Kalinda School

Growing and Achieving

Telephone02 6962 3271

Emailkalinda-s.school@det.nsw.edu.au

Assessment and reporting

Our teachers use a variety of strategies to assess student learning. These include observing work in class and looking closely at tasks throughout the year.

Twice a year, teachers formally assess a student’s achievement based on the outcomes described in the syllabus of each subject.

As a parent or carer of a student at Kalinda School, you will receive a written report in the first half of the year, usually near the end of Term 2, and again in Term 4. It gives you a clear picture of your child’s achievements – what they know and can do.

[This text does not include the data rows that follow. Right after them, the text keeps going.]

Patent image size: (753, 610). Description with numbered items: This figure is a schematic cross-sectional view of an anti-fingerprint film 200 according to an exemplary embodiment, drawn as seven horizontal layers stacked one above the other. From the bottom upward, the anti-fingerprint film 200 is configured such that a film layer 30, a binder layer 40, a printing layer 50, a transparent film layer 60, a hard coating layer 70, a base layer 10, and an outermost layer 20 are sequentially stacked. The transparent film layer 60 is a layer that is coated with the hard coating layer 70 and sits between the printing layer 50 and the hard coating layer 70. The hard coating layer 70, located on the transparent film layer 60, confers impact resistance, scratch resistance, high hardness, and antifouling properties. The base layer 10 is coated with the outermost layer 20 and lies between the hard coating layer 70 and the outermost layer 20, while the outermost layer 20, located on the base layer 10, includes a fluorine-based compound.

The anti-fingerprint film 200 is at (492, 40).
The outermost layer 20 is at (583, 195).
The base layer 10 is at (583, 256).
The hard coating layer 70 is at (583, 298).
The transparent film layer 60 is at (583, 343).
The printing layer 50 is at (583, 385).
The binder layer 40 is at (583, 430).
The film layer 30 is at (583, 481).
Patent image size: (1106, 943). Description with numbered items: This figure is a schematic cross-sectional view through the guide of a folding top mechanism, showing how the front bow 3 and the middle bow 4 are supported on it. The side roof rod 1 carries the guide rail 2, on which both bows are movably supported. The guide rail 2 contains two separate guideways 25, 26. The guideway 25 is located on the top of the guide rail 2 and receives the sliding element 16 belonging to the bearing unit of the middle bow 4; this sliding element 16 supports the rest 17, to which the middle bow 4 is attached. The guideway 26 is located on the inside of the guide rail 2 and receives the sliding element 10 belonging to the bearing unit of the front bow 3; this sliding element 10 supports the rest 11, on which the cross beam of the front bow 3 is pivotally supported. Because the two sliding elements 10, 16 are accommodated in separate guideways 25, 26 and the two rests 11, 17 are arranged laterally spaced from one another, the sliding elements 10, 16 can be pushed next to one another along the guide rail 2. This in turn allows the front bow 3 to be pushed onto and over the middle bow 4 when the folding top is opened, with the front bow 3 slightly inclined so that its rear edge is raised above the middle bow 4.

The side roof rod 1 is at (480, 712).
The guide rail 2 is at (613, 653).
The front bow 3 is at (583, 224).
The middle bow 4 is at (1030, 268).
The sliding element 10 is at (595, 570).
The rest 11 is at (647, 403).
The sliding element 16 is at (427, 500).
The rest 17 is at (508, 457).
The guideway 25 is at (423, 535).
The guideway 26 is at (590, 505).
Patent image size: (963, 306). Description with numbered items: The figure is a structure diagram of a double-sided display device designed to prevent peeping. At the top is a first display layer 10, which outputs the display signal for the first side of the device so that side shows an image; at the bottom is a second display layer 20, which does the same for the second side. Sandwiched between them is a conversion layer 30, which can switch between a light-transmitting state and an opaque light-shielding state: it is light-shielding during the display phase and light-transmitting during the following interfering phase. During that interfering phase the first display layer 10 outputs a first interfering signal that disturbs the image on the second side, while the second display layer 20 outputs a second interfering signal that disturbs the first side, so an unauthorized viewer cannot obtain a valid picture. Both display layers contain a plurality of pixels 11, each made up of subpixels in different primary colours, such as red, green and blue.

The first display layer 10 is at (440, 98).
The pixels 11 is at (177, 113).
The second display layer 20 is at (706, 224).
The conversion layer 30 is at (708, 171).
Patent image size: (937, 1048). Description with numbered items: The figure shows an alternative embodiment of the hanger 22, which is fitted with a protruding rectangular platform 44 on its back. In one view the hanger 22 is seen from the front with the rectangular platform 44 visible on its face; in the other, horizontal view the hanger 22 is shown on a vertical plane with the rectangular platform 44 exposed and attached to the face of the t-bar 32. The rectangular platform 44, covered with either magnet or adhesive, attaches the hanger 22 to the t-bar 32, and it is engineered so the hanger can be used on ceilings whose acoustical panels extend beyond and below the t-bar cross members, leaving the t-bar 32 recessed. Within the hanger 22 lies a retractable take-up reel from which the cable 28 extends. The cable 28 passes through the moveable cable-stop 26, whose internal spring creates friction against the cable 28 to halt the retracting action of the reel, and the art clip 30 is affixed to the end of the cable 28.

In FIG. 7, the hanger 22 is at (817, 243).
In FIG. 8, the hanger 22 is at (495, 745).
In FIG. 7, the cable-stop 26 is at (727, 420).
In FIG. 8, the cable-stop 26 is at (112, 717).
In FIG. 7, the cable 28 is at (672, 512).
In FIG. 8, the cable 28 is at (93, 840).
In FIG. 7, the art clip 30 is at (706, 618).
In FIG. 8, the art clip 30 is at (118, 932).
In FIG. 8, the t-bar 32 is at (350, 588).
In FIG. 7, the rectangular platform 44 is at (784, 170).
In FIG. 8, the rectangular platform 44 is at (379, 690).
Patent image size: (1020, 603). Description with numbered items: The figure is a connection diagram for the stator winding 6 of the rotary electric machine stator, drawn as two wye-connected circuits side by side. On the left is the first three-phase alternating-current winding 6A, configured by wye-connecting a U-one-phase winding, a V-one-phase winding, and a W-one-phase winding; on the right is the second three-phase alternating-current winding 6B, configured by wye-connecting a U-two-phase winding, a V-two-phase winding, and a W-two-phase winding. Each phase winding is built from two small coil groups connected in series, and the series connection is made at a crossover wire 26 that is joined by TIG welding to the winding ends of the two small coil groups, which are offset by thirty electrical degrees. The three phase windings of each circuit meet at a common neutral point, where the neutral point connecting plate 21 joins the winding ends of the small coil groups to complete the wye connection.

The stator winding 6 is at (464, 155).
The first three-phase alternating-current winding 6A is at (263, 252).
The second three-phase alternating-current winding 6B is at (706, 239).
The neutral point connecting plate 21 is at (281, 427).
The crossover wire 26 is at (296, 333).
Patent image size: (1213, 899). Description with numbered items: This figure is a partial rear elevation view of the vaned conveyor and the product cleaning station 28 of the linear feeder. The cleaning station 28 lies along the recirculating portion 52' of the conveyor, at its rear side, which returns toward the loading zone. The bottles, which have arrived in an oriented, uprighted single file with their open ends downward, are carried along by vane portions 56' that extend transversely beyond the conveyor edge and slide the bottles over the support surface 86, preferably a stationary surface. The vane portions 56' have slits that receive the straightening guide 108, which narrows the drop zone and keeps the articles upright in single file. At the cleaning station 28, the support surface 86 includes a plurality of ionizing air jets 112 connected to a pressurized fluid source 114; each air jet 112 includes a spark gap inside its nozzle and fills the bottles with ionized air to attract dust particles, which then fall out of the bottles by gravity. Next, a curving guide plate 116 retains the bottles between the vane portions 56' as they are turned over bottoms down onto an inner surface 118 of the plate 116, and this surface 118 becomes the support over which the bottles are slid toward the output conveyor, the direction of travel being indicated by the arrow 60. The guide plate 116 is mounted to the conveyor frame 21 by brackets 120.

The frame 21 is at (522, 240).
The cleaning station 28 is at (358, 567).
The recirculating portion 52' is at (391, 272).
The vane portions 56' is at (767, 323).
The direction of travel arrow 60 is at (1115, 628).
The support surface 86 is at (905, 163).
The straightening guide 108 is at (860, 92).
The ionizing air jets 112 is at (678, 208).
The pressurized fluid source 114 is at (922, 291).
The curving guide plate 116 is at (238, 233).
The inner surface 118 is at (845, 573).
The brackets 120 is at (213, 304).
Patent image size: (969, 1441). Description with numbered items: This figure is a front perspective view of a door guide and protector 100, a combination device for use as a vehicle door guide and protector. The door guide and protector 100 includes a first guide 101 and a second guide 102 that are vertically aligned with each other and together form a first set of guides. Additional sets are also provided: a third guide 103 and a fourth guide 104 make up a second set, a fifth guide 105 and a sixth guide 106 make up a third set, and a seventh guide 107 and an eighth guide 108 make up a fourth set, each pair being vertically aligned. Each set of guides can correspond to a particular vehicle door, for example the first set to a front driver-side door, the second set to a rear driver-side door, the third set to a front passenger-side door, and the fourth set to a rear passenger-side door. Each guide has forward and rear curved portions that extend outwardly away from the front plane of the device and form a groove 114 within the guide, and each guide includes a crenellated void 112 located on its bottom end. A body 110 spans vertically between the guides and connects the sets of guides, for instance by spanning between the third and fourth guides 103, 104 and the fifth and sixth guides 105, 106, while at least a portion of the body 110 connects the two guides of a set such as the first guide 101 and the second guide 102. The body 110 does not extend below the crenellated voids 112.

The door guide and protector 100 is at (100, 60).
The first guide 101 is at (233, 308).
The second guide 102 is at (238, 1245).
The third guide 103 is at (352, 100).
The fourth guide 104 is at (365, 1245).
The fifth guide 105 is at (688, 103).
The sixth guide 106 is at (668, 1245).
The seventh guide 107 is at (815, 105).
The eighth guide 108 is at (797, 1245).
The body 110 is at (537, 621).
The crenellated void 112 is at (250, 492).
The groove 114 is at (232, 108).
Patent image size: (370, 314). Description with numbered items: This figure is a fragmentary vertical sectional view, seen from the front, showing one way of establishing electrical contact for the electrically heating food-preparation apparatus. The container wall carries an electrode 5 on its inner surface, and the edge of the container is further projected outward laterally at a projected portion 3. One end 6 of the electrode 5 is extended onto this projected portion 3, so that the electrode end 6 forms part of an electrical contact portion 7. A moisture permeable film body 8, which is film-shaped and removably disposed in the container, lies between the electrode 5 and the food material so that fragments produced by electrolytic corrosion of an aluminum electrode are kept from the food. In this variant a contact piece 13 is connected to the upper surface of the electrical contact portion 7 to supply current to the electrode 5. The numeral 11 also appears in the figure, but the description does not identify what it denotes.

Kalinda School reports provides the student and their familiy with information about the achievement of the student, their progress and what can be done to support their learning.

If families wish to discuss their child’s progress, please contact their classroom teacher.

 

At Kalinda School the P Scale (Performance Scale) is used to report on the students' progress. Below is an outline of the P Scale.

P1 - Beginning - The student has some existing prior knowledge and/or necessary pre skills for the task. The student is beginning to participate in a task with maximum teacher assistance. The student uses skills and knowledge in a single setting.

P2 - Occasional - The student understands information, concept and/or can perform skill. The student often relies on physical or verbal assistance when participating in a task. The student has begun to demonstrate the skills in selected, familiar settings.

P3 - Frequent - The student relies on partial prompts to complete a task. The student can regularly perform the skill or demonstrate knowledge. The student uses the skills or knowledge in a variety of familiar settings and situations.

P4 - Independent - The student can complete a task independently, without assistance. The student maintains the skill or knowledge over time. The student generalises the skill to new settings, people or materials.

Assessments

We provide detailed information to students about what we expect from them throughout the year and how their work will be assessed. Students have a number of formal assessments throughout their schooling.

Options for assessment at Kalinda School can include but are not limited to:

Best Start – a one-to-one assessment that identifies a student’s literacy and numeracy skills at the beginning of Kindergarten.

National Assessment Program – Literacy and Numeracy (NAPLAN) – reading, writing, language conventions (spelling, punctuation and grammar) and numeracy tests for students in Years 3, 5, 7 and 9. The Australian Curriculum, Assessment and Reporting Authority (ACARA) holds the tests in May each year. Results and student reports are released in August.

The Record of School Achievement (RoSA) is awarded to eligible students who leave school before completing their Higher School Certificate. The RoSA records a student’s grades between the end of Year 10 and when they leave school.

The Higher School Certificate (HSC) is an internationally recognised qualification awarded to students who successfully complete Years 11 and 12 in NSW.

NSW DoE Check in Assessments are online assessment for students in Years 3 to 9. They are mapped to the NSW Syllabuses and National Literacy and Numeracy Learning Progressions. There are two assessments, one in literacy and one in numeracy.

Assessment for Complex Learners (AfCL) Passport for Learning is a holistic, formative assessment of students’ development along seven groups in four domains (cognitive, receptive, expressive and social). It was developed by NSW Schools for Specific Purposes (SSPs) to ensure learning is scaffolded for all students, especially those needing support to establish a first language.

The Passport can be used to support students who have:

• moderate to severe intellectual disabilities

• moderate to severe intellectual disabilities and other disabilities

• a mild intellectual disability and require substantial or extensive support for regulation

• a mild intellectual disability and two or more other diagnoses or disabilities

• multiple disabilities.

The purpose of the Passport is to support students to:

• be calm yet alert

• establish their voice

• actively participate in learning experiences

• engage in meaningful and relevant activities

• work towards independence.

To support students, the Passport also provides structured guidance for educators to:

• scaffold learning for individual student needs

• design teaching and learning activities and environments

• adjust the NSW Syllabus according to student needs

• establish a common language and framework to drive whole-school practice.

Students with Additional Needs (SWANS) is an online and fully integrated program of assessment, reporting, planning and teaching advice that is suitable to monitor and support the learning of students aged from five to eighteen years and with a diversity of additional learning needs. It is a skills-based assessment that draws on teachers' observations of their students' everyday behaviours in the school and classroom context. 

Year 1 Phonics Screening Check is a short assessment that tells teachers how students are progressing in phonics. Student responses are mapped to indicators from the National Literacy Learning Progression.